Red Hat Linux ships with very few drivers built into the kernel. Instead, most drivers, including Ethernet drivers, are provided in the form of dynamically loadable modules. When you set up networking during Red Hat Linux installation, the installation program adds appropriate entries to the text file /etc/modules.conf. These entries tell the modprobe command what modules to load. For Ethernet drivers, the important entries are lines that define the driver aliases eth0, eth1, and so on. If you have only one Ethernet card, the alias eth0 should be set to the name of the driver for your Ethernet card (refer to Table D-1 for a list of cards and their corresponding drivers).

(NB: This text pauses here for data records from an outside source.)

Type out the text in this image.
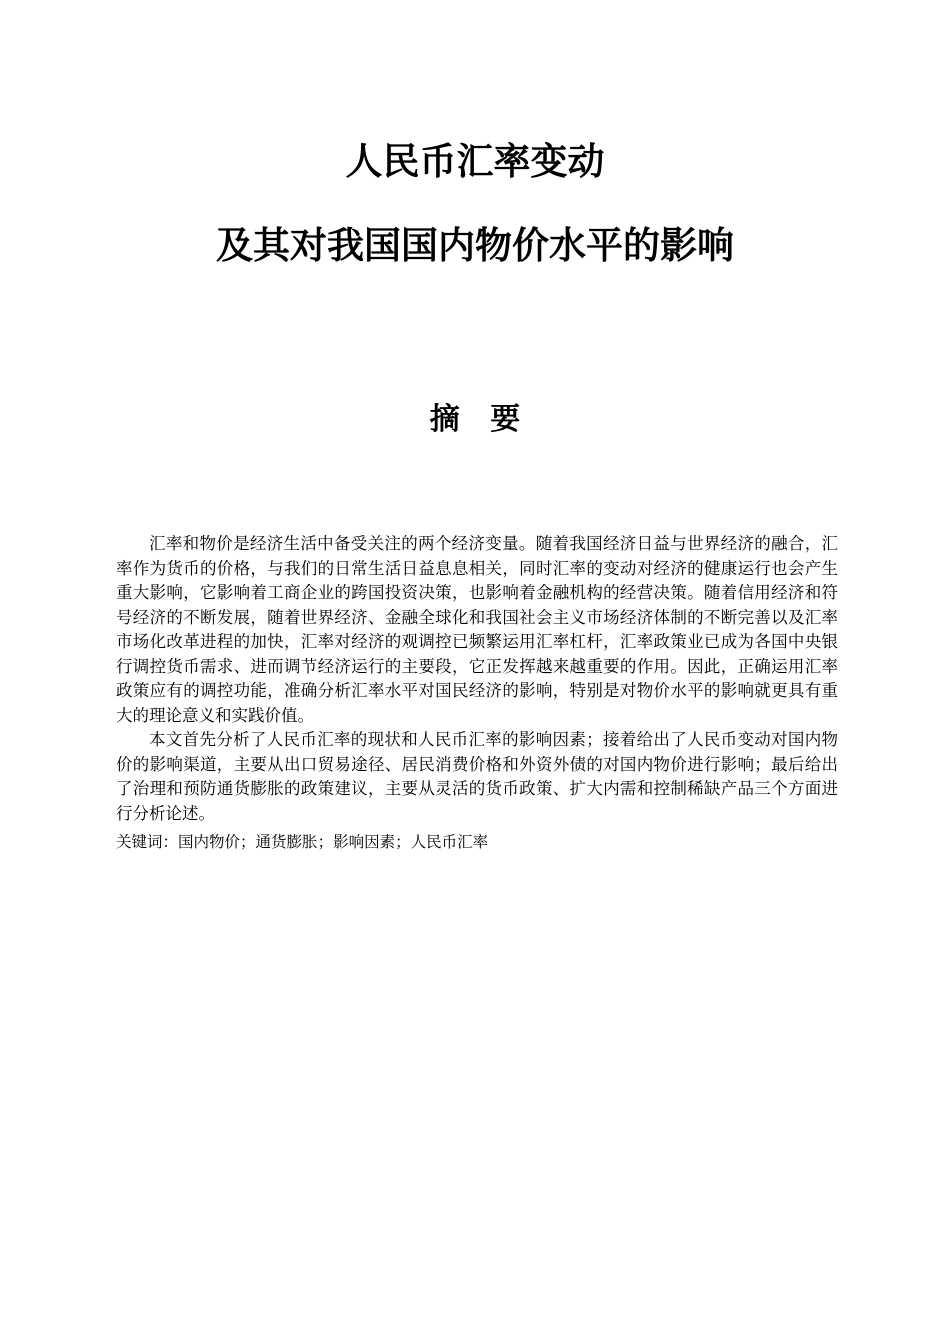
人民币汇率变动
及其对我国国内物价水平的影响
摘 要

汇率和物价是经济生活中备受关注的两个经济变量。随着我国经济日益与世界经济的融合，汇率作为货币的价格，与我们的日常生活日益息息相关，同时汇率的变动对经济的健康运行也会产生重大影响，它影响着工商企业的跨国投资决策，也影响着金融机构的经营决策。随着信用经济和符号经济的不断发展，随着世界经济、金融全球化和我国社会主义市场经济体制的不断完善以及汇率市场化改革进程的加快，汇率对经济的观调控已频繁运用汇率杠杆，汇率政策业已成为各国中央银行调控货币需求、进而调节经济运行的主要段，它正发挥越来越重要的作用。因此，正确运用汇率政策应有的调控功能，准确分析汇率水平对国民经济的影响，特别是对物价水平的影响就更具有重大的理论意义和实践价值。

本文首先分析了人民币汇率的现状和人民币汇率的影响因素；接着给出了人民币变动对国内物价的影响渠道，主要从出口贸易途径、居民消费价格和外资外债的对国内物价进行影响；最后给出了治理和预防通货膨胀的政策建议，主要从灵活的货币政策、扩大内需和控制稀缺产品三个方面进行分析论述。

关键词：国内物价；通货膨胀；影响因素；人民币汇率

For example, my PC has a 3Com 3C905C PCI Ethernet card. For this card, the installation program adds the following alias entry in the /etc/modules.conf file:
alias eth0 3c59x
For some older Ethernet cards, you may need another entry in the /etc/modules.conf file to specify various options, such as I/O port address and interrupt number (IRQ) for your Ethernet card. For example, the following line in /etc/modules.conf specifies an IRQ of 5 and an I/O port address of 0x300 (hexadecimal 300) for the 3Com 3C503 card:
options 3c503 irq=5 io=0x300
For PCI and EISA Ethernet cards, it is safe to let the driver probe for various parameters of the card. Consult the files in /usr/src/linux-2.4/Documentation/networking for the options various Ethernet driver modules accept.